Mondial 2019 : imbattables, les Américaines décrochent leur ticket pour la finale en éliminant les Anglaises (2-1)

Alex Morgan célèbre son but en demi-finale de la Coupe du monde féminine de football, le 2 juillet 2019 à Lyon. 
Alex Morgan célèbre son but en demi-finale de la Coupe du monde féminine de football, le 2 juillet 2019 à Lyon.  (VANESSA CARVALHO / BRAZIL PHOTO PRESS / AFP)

L'ogre américain s'avance donc en grand favori du tournoi. La Team USA n'a perdu qu'une fois en finale, en 2011 contre le Japon, contre trois sacres mondiaux en 1991, 1999 et 2015.
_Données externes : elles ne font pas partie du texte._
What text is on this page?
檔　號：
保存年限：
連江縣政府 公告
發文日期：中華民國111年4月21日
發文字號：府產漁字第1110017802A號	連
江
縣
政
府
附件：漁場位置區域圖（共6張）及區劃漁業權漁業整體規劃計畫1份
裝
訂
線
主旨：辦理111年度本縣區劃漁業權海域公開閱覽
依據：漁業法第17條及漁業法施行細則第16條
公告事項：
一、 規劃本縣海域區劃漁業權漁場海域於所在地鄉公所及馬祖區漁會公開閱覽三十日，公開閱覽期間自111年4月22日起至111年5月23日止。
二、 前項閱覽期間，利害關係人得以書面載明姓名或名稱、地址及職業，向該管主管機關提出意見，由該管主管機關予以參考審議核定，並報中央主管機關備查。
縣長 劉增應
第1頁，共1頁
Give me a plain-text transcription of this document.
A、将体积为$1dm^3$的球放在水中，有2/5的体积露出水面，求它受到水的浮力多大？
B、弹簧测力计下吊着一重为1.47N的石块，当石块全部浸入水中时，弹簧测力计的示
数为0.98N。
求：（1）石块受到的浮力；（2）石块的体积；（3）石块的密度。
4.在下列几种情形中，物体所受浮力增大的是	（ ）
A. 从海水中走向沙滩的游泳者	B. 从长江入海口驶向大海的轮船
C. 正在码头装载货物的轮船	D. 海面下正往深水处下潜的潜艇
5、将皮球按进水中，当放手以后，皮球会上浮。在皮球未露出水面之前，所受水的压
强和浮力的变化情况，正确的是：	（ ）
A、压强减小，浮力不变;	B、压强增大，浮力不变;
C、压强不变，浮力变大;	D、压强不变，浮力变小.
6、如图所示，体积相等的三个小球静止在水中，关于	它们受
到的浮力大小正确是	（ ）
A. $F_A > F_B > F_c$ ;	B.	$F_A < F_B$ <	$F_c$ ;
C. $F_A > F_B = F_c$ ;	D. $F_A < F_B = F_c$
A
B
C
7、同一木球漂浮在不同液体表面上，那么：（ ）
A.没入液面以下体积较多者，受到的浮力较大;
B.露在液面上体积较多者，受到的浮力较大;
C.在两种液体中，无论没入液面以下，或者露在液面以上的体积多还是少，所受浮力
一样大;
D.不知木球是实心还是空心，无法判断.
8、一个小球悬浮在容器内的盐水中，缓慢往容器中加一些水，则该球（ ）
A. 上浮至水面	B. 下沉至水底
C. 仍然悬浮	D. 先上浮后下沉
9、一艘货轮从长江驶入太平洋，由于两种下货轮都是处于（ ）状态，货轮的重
Elles n'ont même pas eu besoin de leur attaquante de choc, Megan Rapinoe, restée sur le banc, pour triompher à nouveau. Mardi 2 juillet, les joueuses américaines ont décroché leur place en finale de la Coupe du monde féminine de football, en battant 2 buts à 1 l'équipe d'Angleterre. 

Fidèles à leurs habitudes, les championnes en titre ont marqué dans le premier quart d'heure (Press, à la 10e minute), avant d'être rattrapées par des joueuses anglaises offensives (White, à la 19e minute). 

A la 31e, Alex Morgan a permis à son équipe de prendre de l'avance d'un but de la tête, tandis que les Anglaises ont joué de malchance dans la deuxième période, se voyant refuser un but en raison d'un hors-jeu et ratant un penalty.  

Une finale avant l'heure 

Cette demi-finale, rythmée et haletante, que certains présentaient comme une finale avant l'heure, aura répondu aux attentes. 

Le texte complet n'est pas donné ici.